Friday, November 30, 2007

Digital Preservation Matters - 30 November 2007

Council Conclusions on scientific information in the digital age: access, dissemination and preservation. The Council Of The European Union. November 2007.

The Council of the European Union presents some conclusions regarding digital preservation and recommendations during the next few years:

  • access to and dissemination of scientific information is crucial and can help accelerate innovation;
  • effective digital preservation of scientific information is fundamental for current and future development of research
  • it is important to ensure the long term preservation of scientific information, publications and data, and include scientific information in preservation strategies;
  • monitor good practices for open access to scientific information and development new models
  • experiment with open access to scientific data and publications to understand contractual needs
  • encourage research and experiments into digital preservation on deploying scientific data as widely as possible for open access to and preservation of scientific information.


Shifting Gears: Gearing Up to Get Into the Flow. Ricky Erwayr. OCLC. October 2007.

Efforts to digital special collections mean we need to re-look at what we are doing. Do we digitize for access or preservation, or both. How do our selection criteria affect the digitizing efforts. Access is important. We should preserve the unique items to the best of our ability, but it doesn’t mean we only have once chance to do it right. We may want to re-digitize when the technology improves. Scan items as part of the initial accessioning process; create a single unified process. Metadata can be improved as needed; it can be an iterative approach. Move to a program approach, not just special projects. It should be part of the regular budget. To do a better job we need to “integrate digitization into all workflows and user services”.

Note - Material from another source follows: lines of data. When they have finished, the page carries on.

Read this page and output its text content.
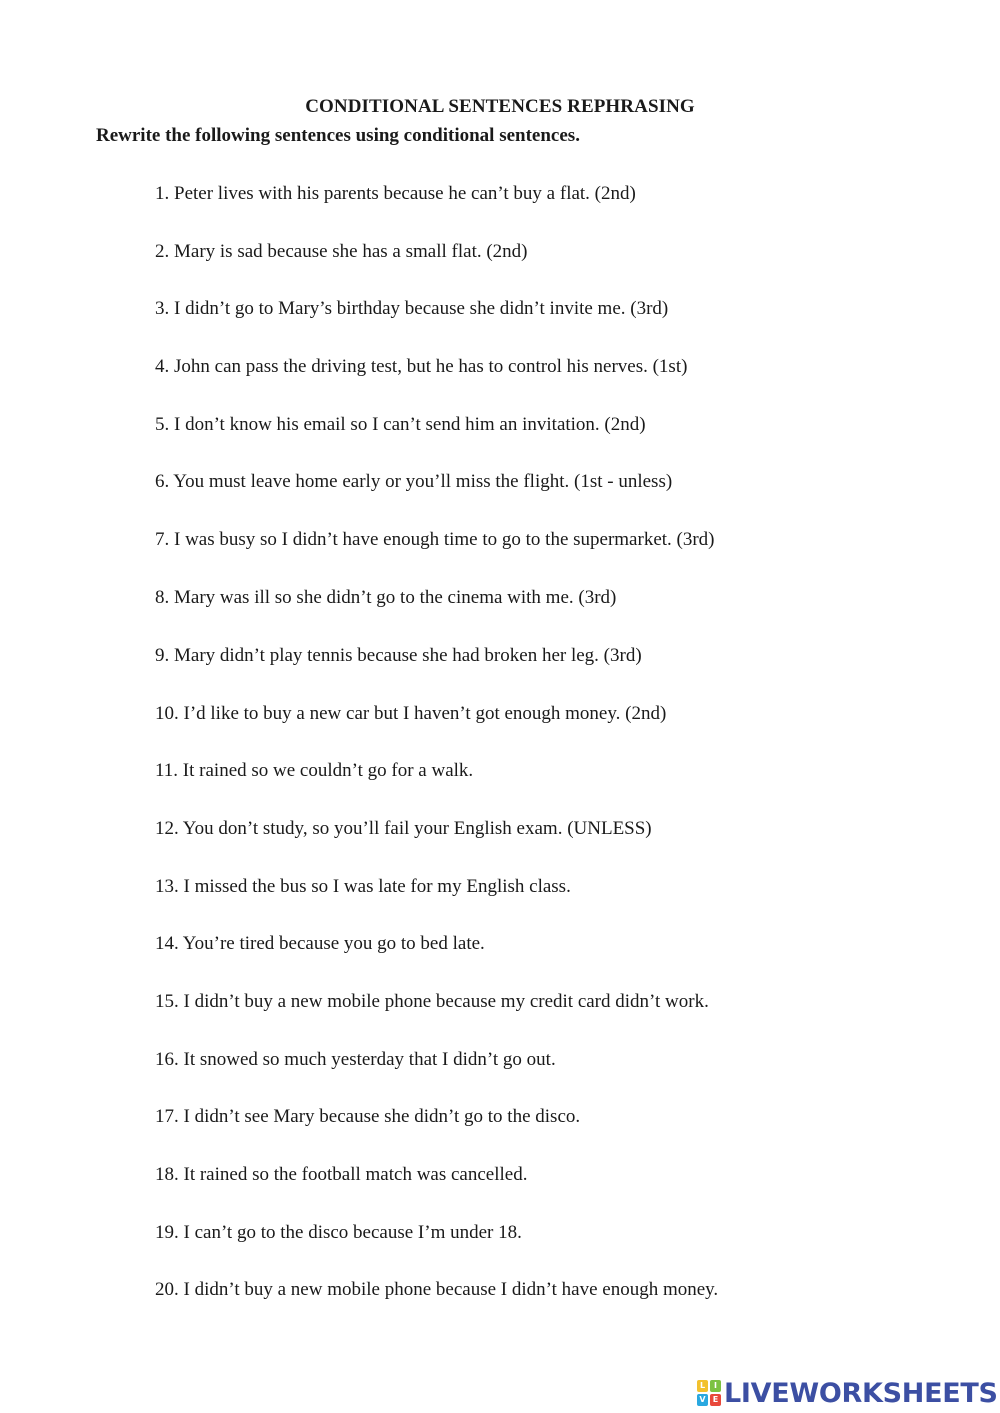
CONDITIONAL SENTENCES REPHRASING
Rewrite the following sentences using conditional sentences.
1. Peter lives with his parents because he can’t buy a flat. (2nd)
2. Mary is sad because she has a small flat. (2nd)
3. I didn’t go to Mary’s birthday because she didn’t invite me. (3rd)
4. John can pass the driving test, but he has to control his nerves. (1st)
5. I don’t know his email so I can’t send him an invitation. (2nd)
6. You must leave home early or you’ll miss the flight. (1st - unless)
7. I was busy so I didn’t have enough time to go to the supermarket. (3rd)
8. Mary was ill so she didn’t go to the cinema with me. (3rd)
9. Mary didn’t play tennis because she had broken her leg. (3rd)
10. I’d like to buy a new car but I haven’t got enough money. (2nd)
11. It rained so we couldn’t go for a walk.
12. You don’t study, so you’ll fail your English exam. (UNLESS)
13. I missed the bus so I was late for my English class.
14. You’re tired because you go to bed late.
15. I didn’t buy a new mobile phone because my credit card didn’t work.
16. It snowed so much yesterday that I didn’t go out.
17. I didn’t see Mary because she didn’t go to the disco.
18. It rained so the football match was cancelled.
19. I can’t go to the disco because I’m under 18.
20. I didn’t buy a new mobile phone because I didn’t have enough money.
L	I
V E LIVEWORKSHEETS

Digital library surpasses initial goal of 1 million books. International Herald Tribune. November 27, 2007.

The Universal Library project has surpassed its latest target, having scanned more than 1.5 million books. At least half the books are out of copyright or scanned with the permission of copyright holders. The library's mission is to make information freely available and to preserve rare and decaying texts. It is the largest university-based digital library of free books and its purpose is noncommercial. The library has books published in 20 languages, including 970,000 in Chinese, 360,000 in English, 50,000 in the southern Indian language of Telugu and 40,000 in Arabic.


Presentations from iPRES - 2007 International Conference on Preservation of Digital Objects. National Science Library . November 2007.

This site contains many pdf files of the presentations given at the October iPres conference in China. These are interesting to review. Some that I found particularly useful include:

  • Exploring and Charting the Digital Preservation Research Landscape, Seamus Ross
  • Chinese Digital Archival Network of Foreign STM Material, Xiaolin Zhang
  • A Practical Approach to Digital Preservation: Update from PLANETS, Helen Hockx-Yu
  • Challenges of Digital Preservation: Early Lessons from the Portico Archive, Eileen Fenton
  • Developing a CAS E-Journal Archiving System, Zhixiong Zhang
  • Comparative Evaluation of Major IR Systems for Preservation, Ting Zeng
  • New Partnerships for Scientific Data Preservation and Publication Systems, Zhongming Zhu


Towards the Australian Data Commons: A proposal for an Australian National Data Service. The ANDS Technical Working Group. October 2007.

This paper, among other topics, discusses the reasons to focus on data management, the issues, and the programs to deliver the data. While the paper looks specifically at a national data service, there are aspects that are useful for local digital preservation. Here are some interesting notes from it.

  • Important activities include identifying and deploying policies and technologies to allow users to gain seamless access to data collected within multiple institutionally operated repositories.
  • The intent is to provide common services to support research to make it easier to discover, access, use, analyze, and combine digital resources as part of their activities. They should also support and advise researchers and research data managers about appropriate digital preservation strategies.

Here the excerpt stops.